Goldsmith, however, was a man who whatever he wrote, did it better than any other man could do.

Samuel Johnson

He was a very good hater.

Samuel Johnson

The maid who modestly conceals
Her beauties, while she hides, reveals;
Give but a glimpse, and fancy draws
Whate'er the Grecian Venus was.

Edward Moore

Here lies James Quinn. Deign, reader, to be taught,
Whate'er thy strength of body, force of thought,
In Nature's happiest mould however cast,
To this complexion thou must come at last.

David Garrick

Where'er I roam, whatever realms to see,
My heart untravell'd fondly turns to thee;
Still to my brother turns with ceaseless pain,
And drags at each remove a lengthening chain.

Oliver Goldsmith

Manner is all in all, whate'er is writ,
The substitute for genius, sense, and wit.

William Cowper

Equal and exact justice to all men, of whatever state or persuasion, religious or political; peace, commerce, and honest friendship with all nations,--entangling alliances with none; the support of the State governments in all their rights, as the most competent administrations for our domestic concerns, and the surest bulwarks against anti-republican tendencies; the preservation of the general government in its whole constitutional vigour, as the sheet anchor of our peace at home and safety abroad;...freedom of religion; freedom of the press; freedom of person under the protection of the habeas corpus; and trial by juries impartially selected,--these principles form the bright constellation which has gone before us, and guided our steps through an age of revolution and reformation.

Thomas Jefferson

All thoughts, all passions, all delights,
Whatever stirs this mortal frame,
All are but ministers of Love,
And feed his sacred flame.

Samuel Taylor Coleridge

I know not, I ask not, if guilt's in that heart,
I but know that I love thee whatever thou art.

Thomas Moore

Whatever makes men good Christians, makes them good citizens.

Daniel Webster

He who ascends to mountain-tops shall find
The loftiest peaks most wrapt in clouds and snow;
He who surpasses or subdues mankind
Must look down on the hate of those below.

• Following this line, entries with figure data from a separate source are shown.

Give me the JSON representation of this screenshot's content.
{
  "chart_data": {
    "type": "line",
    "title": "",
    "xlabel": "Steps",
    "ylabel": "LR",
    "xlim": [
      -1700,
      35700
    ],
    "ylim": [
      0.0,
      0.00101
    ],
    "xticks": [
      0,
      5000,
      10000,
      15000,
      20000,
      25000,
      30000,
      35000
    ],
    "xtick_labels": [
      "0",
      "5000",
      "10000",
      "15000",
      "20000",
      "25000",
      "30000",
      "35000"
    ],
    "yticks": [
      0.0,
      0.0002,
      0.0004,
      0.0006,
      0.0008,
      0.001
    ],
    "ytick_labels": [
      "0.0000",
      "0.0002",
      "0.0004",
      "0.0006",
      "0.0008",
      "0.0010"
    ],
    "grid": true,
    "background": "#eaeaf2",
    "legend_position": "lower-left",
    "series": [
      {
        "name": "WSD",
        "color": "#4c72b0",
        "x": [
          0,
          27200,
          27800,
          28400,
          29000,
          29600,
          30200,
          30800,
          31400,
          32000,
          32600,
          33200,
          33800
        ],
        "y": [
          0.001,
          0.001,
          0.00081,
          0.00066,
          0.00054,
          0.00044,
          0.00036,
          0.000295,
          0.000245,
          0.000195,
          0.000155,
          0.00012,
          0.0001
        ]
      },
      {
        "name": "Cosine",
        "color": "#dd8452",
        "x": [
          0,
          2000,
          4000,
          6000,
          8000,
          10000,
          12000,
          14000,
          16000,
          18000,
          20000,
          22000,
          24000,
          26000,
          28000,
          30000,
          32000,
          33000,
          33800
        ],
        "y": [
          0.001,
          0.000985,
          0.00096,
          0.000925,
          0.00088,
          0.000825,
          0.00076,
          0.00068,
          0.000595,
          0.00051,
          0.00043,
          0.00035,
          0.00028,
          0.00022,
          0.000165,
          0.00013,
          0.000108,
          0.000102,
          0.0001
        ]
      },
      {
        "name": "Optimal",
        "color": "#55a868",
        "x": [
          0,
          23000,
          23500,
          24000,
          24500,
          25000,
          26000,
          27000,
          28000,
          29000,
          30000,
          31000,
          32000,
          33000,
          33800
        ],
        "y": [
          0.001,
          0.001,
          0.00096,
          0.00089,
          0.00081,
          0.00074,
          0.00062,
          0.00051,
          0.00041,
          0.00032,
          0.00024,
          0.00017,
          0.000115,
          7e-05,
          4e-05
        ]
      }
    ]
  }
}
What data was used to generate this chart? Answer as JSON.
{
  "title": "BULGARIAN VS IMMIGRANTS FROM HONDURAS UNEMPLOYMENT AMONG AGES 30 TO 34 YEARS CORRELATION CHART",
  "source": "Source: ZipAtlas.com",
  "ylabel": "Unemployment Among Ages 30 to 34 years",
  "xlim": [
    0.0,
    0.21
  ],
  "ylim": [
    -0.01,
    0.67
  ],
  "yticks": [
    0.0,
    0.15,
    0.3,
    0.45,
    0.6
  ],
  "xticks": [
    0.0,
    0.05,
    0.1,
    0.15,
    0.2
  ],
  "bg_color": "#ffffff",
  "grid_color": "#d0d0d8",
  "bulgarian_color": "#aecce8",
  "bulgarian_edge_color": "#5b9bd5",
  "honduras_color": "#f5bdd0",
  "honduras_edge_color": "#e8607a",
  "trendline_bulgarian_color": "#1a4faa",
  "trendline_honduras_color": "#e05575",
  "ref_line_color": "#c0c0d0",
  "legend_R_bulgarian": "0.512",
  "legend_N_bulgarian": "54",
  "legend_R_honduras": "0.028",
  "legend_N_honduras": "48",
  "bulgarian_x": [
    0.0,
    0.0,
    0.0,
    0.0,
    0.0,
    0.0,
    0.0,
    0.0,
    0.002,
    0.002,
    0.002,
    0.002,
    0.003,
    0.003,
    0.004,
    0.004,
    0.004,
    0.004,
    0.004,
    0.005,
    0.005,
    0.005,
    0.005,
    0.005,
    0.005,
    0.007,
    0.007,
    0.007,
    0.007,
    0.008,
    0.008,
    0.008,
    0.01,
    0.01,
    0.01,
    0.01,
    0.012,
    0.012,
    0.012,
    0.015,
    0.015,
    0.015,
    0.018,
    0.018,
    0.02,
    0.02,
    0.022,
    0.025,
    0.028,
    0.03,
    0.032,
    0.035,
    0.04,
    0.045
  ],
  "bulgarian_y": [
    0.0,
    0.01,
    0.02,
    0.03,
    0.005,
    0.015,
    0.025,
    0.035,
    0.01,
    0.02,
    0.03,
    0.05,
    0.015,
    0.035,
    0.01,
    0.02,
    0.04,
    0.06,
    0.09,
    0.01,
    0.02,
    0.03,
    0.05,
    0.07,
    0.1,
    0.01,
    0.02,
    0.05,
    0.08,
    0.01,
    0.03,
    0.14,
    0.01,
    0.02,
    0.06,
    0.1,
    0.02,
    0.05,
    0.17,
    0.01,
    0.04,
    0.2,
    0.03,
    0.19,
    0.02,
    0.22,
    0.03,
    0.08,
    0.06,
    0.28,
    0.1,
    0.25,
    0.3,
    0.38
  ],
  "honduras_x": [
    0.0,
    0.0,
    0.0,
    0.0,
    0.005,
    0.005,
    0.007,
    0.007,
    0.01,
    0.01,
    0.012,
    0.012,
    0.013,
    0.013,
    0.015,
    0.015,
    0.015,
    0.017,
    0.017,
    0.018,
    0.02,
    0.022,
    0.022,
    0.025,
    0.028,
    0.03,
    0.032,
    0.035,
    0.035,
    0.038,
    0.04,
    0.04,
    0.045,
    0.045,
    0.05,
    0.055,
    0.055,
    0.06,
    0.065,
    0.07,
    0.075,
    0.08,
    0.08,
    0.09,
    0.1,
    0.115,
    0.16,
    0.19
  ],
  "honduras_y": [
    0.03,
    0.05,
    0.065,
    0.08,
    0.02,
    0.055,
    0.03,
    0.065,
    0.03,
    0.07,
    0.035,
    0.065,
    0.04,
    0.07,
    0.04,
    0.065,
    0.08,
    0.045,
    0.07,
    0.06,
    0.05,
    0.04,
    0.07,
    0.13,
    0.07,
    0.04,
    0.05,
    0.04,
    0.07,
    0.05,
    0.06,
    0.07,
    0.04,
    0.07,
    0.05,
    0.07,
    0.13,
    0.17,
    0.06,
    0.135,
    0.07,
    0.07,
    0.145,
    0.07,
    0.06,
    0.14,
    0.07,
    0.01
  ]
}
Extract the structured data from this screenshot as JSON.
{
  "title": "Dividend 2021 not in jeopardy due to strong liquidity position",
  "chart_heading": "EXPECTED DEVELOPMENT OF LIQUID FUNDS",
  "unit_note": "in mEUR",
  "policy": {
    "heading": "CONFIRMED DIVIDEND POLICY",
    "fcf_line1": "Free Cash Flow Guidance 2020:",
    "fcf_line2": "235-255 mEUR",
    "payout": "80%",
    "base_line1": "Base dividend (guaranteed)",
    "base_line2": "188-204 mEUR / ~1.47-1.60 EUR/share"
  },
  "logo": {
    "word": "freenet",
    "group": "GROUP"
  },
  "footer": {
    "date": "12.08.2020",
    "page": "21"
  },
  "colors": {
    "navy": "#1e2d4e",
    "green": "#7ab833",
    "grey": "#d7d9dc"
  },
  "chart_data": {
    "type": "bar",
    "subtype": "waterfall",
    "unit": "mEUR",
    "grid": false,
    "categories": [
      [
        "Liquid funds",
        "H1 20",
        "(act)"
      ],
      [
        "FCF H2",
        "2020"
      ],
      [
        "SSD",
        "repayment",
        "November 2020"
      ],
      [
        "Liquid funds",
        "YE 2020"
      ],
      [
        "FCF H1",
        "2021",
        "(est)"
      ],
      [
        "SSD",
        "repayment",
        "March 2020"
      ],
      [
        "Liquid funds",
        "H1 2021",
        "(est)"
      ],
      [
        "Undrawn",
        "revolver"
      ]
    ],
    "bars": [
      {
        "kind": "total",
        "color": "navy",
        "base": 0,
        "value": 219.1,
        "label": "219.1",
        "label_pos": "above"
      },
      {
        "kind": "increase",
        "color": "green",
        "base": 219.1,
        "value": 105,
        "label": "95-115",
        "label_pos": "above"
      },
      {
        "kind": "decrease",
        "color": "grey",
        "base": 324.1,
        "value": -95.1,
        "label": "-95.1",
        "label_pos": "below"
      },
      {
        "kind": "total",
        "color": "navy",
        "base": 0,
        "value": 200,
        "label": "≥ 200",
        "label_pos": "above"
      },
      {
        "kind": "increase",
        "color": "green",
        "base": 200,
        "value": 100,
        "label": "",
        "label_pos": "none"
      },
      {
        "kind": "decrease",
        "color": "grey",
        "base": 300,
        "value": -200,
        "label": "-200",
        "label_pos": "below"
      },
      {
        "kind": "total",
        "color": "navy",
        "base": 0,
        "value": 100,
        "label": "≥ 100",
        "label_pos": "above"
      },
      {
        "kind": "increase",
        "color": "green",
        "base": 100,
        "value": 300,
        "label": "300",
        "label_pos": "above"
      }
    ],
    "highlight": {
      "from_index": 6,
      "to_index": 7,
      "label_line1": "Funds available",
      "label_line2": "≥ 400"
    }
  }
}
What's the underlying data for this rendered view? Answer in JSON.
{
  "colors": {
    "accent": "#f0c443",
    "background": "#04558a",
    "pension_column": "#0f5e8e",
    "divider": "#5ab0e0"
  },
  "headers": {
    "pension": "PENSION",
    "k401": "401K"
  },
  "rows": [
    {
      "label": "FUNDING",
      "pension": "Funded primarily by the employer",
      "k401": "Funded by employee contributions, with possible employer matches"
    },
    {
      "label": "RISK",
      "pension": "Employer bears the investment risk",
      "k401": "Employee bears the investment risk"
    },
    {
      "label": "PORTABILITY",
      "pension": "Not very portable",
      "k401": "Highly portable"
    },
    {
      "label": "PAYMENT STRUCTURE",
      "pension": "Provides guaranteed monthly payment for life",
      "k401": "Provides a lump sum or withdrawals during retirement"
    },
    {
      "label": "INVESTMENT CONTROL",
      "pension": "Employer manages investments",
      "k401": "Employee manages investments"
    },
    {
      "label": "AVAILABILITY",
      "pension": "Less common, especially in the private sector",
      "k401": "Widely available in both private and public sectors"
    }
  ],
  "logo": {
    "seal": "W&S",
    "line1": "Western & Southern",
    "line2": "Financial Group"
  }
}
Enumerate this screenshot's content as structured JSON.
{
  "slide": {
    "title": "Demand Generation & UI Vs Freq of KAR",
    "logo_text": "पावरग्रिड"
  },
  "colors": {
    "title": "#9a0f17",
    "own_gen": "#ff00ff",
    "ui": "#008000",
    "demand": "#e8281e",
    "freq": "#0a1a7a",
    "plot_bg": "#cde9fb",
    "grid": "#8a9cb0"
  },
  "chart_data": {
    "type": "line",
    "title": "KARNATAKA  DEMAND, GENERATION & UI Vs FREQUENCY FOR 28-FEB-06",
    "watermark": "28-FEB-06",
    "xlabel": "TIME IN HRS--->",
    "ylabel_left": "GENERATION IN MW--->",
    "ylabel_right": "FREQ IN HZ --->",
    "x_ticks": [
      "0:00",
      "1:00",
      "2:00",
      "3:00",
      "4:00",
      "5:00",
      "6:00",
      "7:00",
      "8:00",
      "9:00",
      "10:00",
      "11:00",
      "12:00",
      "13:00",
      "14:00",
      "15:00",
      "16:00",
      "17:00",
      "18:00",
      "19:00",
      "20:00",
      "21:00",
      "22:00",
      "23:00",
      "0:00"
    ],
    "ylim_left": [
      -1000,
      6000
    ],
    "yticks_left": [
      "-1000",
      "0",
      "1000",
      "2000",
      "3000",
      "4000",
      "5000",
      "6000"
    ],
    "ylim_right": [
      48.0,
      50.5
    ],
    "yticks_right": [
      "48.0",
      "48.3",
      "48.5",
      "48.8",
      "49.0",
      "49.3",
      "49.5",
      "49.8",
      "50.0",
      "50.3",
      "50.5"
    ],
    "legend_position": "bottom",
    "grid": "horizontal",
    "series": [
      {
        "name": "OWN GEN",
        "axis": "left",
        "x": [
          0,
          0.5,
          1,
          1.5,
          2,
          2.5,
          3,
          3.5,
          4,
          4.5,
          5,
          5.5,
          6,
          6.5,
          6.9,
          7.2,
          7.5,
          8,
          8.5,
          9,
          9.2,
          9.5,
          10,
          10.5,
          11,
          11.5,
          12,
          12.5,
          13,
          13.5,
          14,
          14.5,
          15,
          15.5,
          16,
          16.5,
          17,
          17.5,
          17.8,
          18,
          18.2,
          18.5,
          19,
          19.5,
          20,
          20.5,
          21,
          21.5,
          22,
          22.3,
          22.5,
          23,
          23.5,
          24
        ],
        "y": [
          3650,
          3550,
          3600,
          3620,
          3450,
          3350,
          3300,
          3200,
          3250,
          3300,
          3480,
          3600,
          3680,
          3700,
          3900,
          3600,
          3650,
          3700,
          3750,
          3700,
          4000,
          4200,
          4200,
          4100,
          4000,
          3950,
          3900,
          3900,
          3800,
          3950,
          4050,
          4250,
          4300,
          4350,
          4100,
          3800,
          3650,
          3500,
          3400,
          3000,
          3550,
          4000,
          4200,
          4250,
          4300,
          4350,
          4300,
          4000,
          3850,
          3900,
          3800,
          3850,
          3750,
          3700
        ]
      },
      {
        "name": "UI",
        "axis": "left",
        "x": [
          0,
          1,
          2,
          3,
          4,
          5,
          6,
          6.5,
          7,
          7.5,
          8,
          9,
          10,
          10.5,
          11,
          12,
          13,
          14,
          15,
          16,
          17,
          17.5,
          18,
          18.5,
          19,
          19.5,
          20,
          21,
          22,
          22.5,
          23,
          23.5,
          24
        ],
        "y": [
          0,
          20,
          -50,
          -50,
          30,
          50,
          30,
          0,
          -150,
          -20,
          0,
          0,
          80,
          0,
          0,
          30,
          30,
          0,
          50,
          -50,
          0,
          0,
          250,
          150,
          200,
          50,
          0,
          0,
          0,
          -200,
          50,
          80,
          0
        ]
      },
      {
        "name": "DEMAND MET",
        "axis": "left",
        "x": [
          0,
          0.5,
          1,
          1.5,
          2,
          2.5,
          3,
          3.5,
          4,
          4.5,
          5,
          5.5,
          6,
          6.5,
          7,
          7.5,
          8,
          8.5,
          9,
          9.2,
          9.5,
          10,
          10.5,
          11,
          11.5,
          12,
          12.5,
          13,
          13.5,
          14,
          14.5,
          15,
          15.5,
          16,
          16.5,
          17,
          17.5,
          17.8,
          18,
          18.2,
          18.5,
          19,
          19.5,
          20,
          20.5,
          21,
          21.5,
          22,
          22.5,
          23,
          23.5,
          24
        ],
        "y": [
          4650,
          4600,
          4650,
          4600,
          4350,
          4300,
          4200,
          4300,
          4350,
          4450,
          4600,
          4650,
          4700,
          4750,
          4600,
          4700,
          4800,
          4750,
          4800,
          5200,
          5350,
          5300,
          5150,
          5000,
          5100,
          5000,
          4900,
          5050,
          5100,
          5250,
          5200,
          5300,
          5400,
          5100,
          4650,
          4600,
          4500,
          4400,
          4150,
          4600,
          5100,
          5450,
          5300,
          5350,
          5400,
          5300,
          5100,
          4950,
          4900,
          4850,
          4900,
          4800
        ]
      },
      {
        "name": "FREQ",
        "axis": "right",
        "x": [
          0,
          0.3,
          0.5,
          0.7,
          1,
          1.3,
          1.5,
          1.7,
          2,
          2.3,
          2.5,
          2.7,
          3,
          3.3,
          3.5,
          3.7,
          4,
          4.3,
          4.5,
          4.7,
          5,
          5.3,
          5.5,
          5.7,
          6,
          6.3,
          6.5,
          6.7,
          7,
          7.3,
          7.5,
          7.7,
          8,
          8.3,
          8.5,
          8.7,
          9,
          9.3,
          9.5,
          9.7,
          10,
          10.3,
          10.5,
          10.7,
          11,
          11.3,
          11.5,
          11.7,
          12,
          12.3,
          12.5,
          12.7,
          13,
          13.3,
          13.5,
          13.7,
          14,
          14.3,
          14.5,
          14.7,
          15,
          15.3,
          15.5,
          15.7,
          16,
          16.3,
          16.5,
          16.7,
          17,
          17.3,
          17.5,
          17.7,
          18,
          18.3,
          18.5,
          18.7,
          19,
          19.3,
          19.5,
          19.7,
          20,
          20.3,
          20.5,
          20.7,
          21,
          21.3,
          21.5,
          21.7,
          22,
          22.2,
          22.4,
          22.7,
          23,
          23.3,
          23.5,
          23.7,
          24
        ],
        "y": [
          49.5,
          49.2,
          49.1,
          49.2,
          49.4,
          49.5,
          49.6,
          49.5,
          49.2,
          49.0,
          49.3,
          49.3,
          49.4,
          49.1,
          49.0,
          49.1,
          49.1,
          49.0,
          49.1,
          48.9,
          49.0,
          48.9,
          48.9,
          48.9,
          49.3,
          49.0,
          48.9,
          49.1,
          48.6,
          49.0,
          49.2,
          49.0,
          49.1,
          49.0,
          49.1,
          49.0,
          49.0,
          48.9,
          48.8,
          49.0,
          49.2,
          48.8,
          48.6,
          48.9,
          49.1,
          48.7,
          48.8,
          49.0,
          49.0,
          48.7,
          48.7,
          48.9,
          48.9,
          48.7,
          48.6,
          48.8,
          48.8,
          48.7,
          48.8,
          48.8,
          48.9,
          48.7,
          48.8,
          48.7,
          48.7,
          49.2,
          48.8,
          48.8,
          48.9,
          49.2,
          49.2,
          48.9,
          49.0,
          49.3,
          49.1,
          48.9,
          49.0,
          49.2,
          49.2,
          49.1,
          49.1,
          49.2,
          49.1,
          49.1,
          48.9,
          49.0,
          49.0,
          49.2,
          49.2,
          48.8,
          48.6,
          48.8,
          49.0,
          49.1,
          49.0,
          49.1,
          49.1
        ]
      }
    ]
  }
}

George Gordon Noel Byron, Lord Byron

Then farewell Horace, whom I hated so,--
Not for thy faults, but mine.

George Gordon Noel Byron, Lord Byron

Here's a sigh to those who love me,
And a smile to those who hate;
And whatever sky's above me,
Here's a heart for every fate.

George Gordon Noel Byron, Lord Byron

I loved my country, and I hated him.

George Gordon Noel Byron, Lord Byron

Her stature tall,--I hate a dumpy woman.

George Gordon Noel Byron, Lord Byron

These two hated with a hate
Found only on the stage.

George Gordon Noel Byron, Lord Byron

Power, like a desolating pestilence,
Pollutes whate'er it touches; and obedience,
Bane of all genius, virtue, freedom, truth,
Makes slaves of men, and of the human frame
A mechanized automaton.

Percy Bysshe Shelley

From the poetry of Lord Byron they drew a system of ethics compounded of misanthropy and voluptuousness,--a system in which the two great commandments were to hate your neighbour and to love your neighbour's wife.

Thomas Babington, Lord Macaulay

The conformation of his mind was such that whatever was little seemed to him great, and whatever was great seemed to him little.